How the course works

The course is self-paced and studied online, lesson by lesson, with a reflection at the end of each. But cold-weather skills are practical and unforgiving, and the drills, building and warming a shelter, lighting and tending a stove or fire safely, and warming a cold casualty, are taught and certified in person, on the ground, under qualified supervision and the medical officer's guidance. This course gives the understanding those drills rest on; the skill is earned in the cold itself.

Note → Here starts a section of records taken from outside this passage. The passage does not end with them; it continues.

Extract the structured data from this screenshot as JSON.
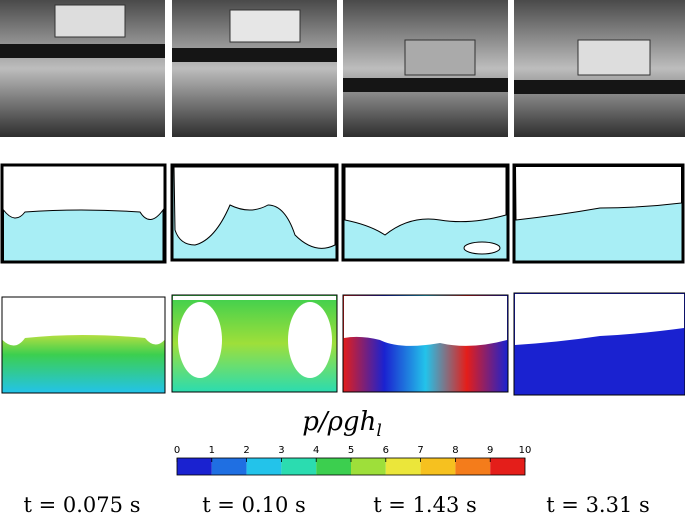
{
  "colorbar": {
    "label": "p/ρgh",
    "label_subscript": "l",
    "ticks": [
      0,
      1,
      2,
      3,
      4,
      5,
      6,
      7,
      8,
      9,
      10
    ],
    "colors": [
      "#1a22d0",
      "#1f6fe2",
      "#23c3ea",
      "#2bdcb0",
      "#3ccf4f",
      "#9edf3a",
      "#ebe63a",
      "#f6c11f",
      "#f47c1b",
      "#e41e1a"
    ]
  },
  "times": [
    "t = 0.075 s",
    "t = 0.10 s",
    "t = 1.43 s",
    "t = 3.31 s"
  ]
}
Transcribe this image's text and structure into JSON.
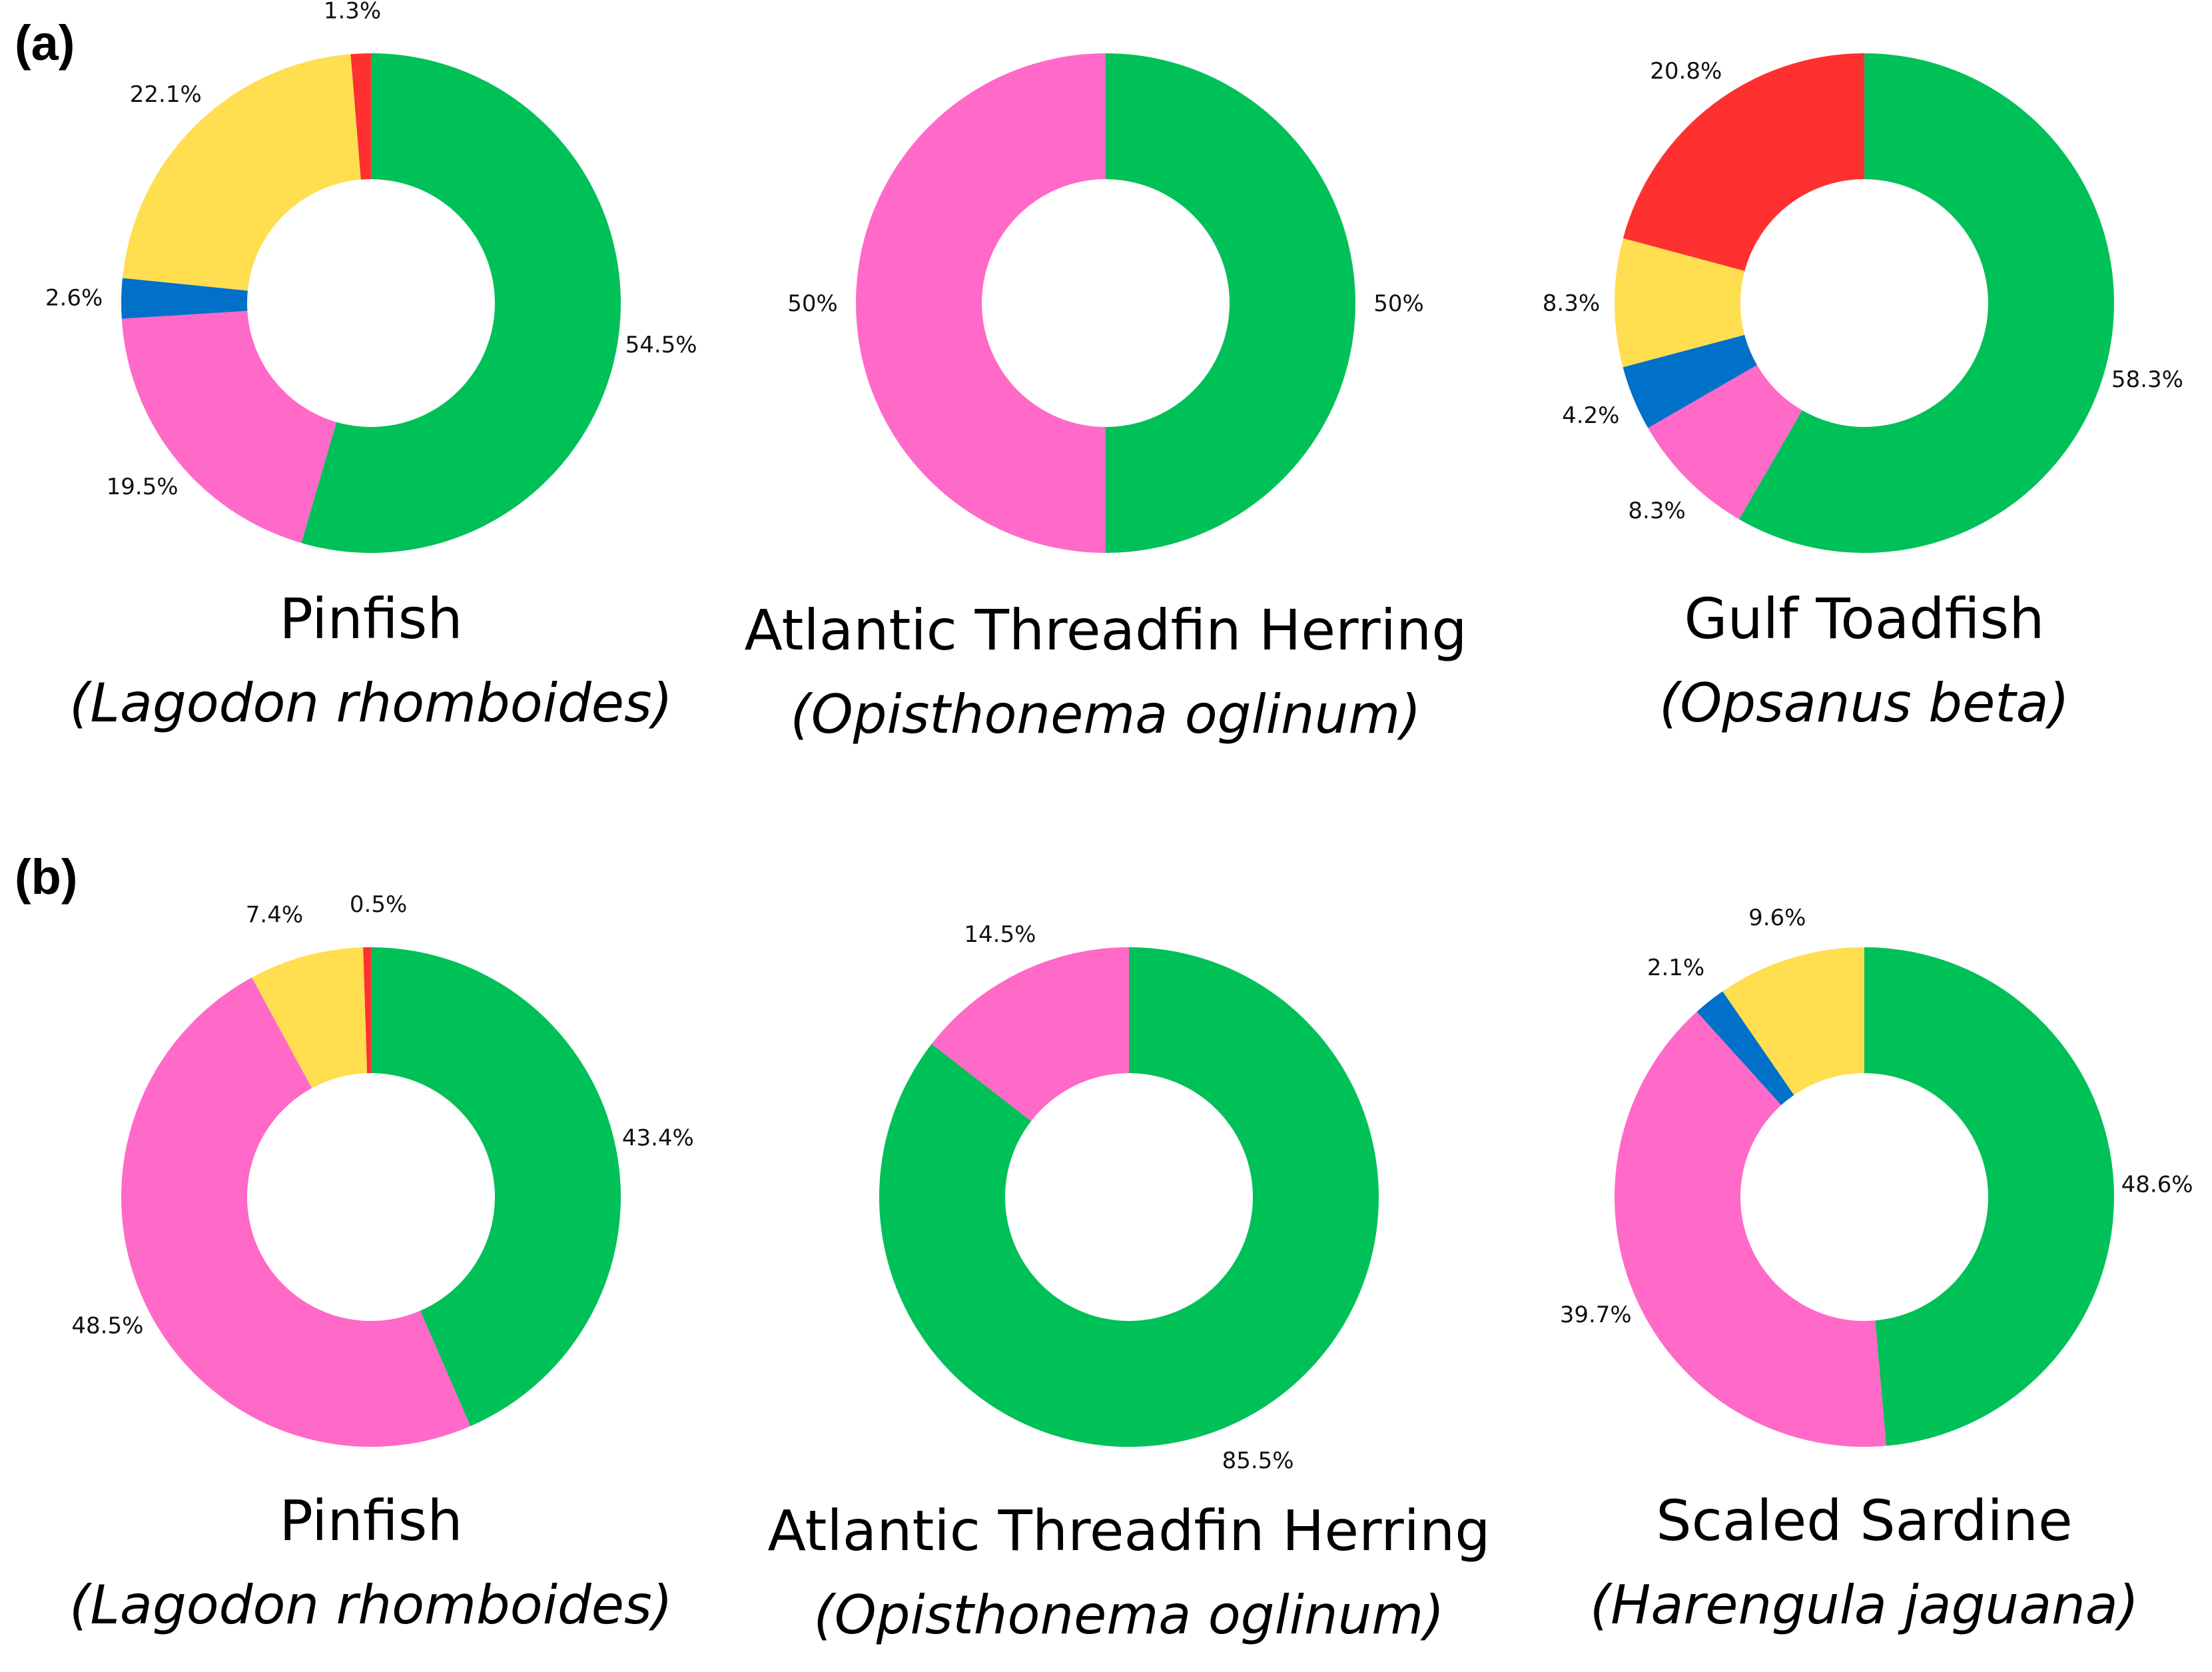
{
  "colors": {
    "green": "#00C058",
    "pink": "#FF69C8",
    "blue": "#0070C8",
    "yellow": "#FFDE50",
    "red": "#FF3030"
  },
  "chart_data": [
    {
      "type": "pie",
      "panel": "(a)",
      "common_name": "Pinfish",
      "scientific_name": "(Lagodon rhomboides)",
      "slices": [
        {
          "color": "green",
          "value": 54.5,
          "label": "54.5%"
        },
        {
          "color": "pink",
          "value": 19.5,
          "label": "19.5%"
        },
        {
          "color": "blue",
          "value": 2.6,
          "label": "2.6%"
        },
        {
          "color": "yellow",
          "value": 22.1,
          "label": "22.1%"
        },
        {
          "color": "red",
          "value": 1.3,
          "label": "1.3%"
        }
      ]
    },
    {
      "type": "pie",
      "panel": "(a)",
      "common_name": "Atlantic Threadfin Herring",
      "scientific_name": "(Opisthonema oglinum)",
      "slices": [
        {
          "color": "green",
          "value": 50,
          "label": "50%"
        },
        {
          "color": "pink",
          "value": 50,
          "label": "50%"
        }
      ]
    },
    {
      "type": "pie",
      "panel": "(a)",
      "common_name": "Gulf Toadfish",
      "scientific_name": "(Opsanus beta)",
      "slices": [
        {
          "color": "green",
          "value": 58.3,
          "label": "58.3%"
        },
        {
          "color": "pink",
          "value": 8.3,
          "label": "8.3%"
        },
        {
          "color": "blue",
          "value": 4.2,
          "label": "4.2%"
        },
        {
          "color": "yellow",
          "value": 8.3,
          "label": "8.3%"
        },
        {
          "color": "red",
          "value": 20.8,
          "label": "20.8%"
        }
      ]
    },
    {
      "type": "pie",
      "panel": "(b)",
      "common_name": "Pinfish",
      "scientific_name": "(Lagodon rhomboides)",
      "slices": [
        {
          "color": "green",
          "value": 43.4,
          "label": "43.4%"
        },
        {
          "color": "pink",
          "value": 48.5,
          "label": "48.5%"
        },
        {
          "color": "yellow",
          "value": 7.4,
          "label": "7.4%"
        },
        {
          "color": "red",
          "value": 0.5,
          "label": "0.5%"
        }
      ]
    },
    {
      "type": "pie",
      "panel": "(b)",
      "common_name": "Atlantic Threadfin Herring",
      "scientific_name": "(Opisthonema oglinum)",
      "slices": [
        {
          "color": "green",
          "value": 85.5,
          "label": "85.5%"
        },
        {
          "color": "pink",
          "value": 14.5,
          "label": "14.5%"
        }
      ]
    },
    {
      "type": "pie",
      "panel": "(b)",
      "common_name": "Scaled Sardine",
      "scientific_name": "(Harengula jaguana)",
      "slices": [
        {
          "color": "green",
          "value": 48.6,
          "label": "48.6%"
        },
        {
          "color": "pink",
          "value": 39.7,
          "label": "39.7%"
        },
        {
          "color": "blue",
          "value": 2.1,
          "label": "2.1%"
        },
        {
          "color": "yellow",
          "value": 9.6,
          "label": "9.6%"
        }
      ]
    }
  ]
}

The two reasons we learn this

Hold both reasons from the first lesson to the last. The first is to keep yourself effective: a member disabled by cold is no longer a help but a second casualty, and the discipline of staying warm, dry, fed, and rested is what keeps a member working through a long winter task. The second is to keep others alive: everything you learn for your own survival is what lets you recognise and reverse the cold in a vulnerable person on a freezing night, which is the whole purpose of the winter welfare operation. The course teaches survival and welfare as one subject, because in the cold they are.

Structure

Lesson Title
01 Cold and the Body
02 Keeping Warm: Clothing, Insulation, and Staying Dry
03 Shelter from the Cold
04 Fire, Heat, and Light in the Cold
05 Water, Food, and Hygiene in Winter
06 Moving and Working in Winter
07 Winter Routine and Looking After the Team
08 Planning and Preparing for Cold-Weather Operations
09 Equipment and Kit in the Cold
10 Cold-Weather Welfare and Rescue

A note on the winter operation

This course is built with the winter welfare operation in mind. Where it teaches a soldier to keep their own feet dry, it is also teaching them why a rough-sleeper's wet feet are an emergency; where it teaches shelter and warmth, it is teaching what a cold-stricken person most needs. Read it as preparation for that work, and the lessons will land twice over.

A note on sources

This is the College's own course. It is built on the Commonwealth and open cold-weather and survival tradition, anchored on the Canadian Forces' cold-weather and survival manuals, with the United States and Marine Corps winter-survival material adapted (never adopted) into Kaharagian and Commonwealth terms, and the cold-injury care drawn from the College's own first-aid teaching and the community-health literature. It is written fresh, not reproduced, and the offensive, evasion, and survival-hunting material in the source manuals is set aside; this course is about field living, endurance, and the saving of life.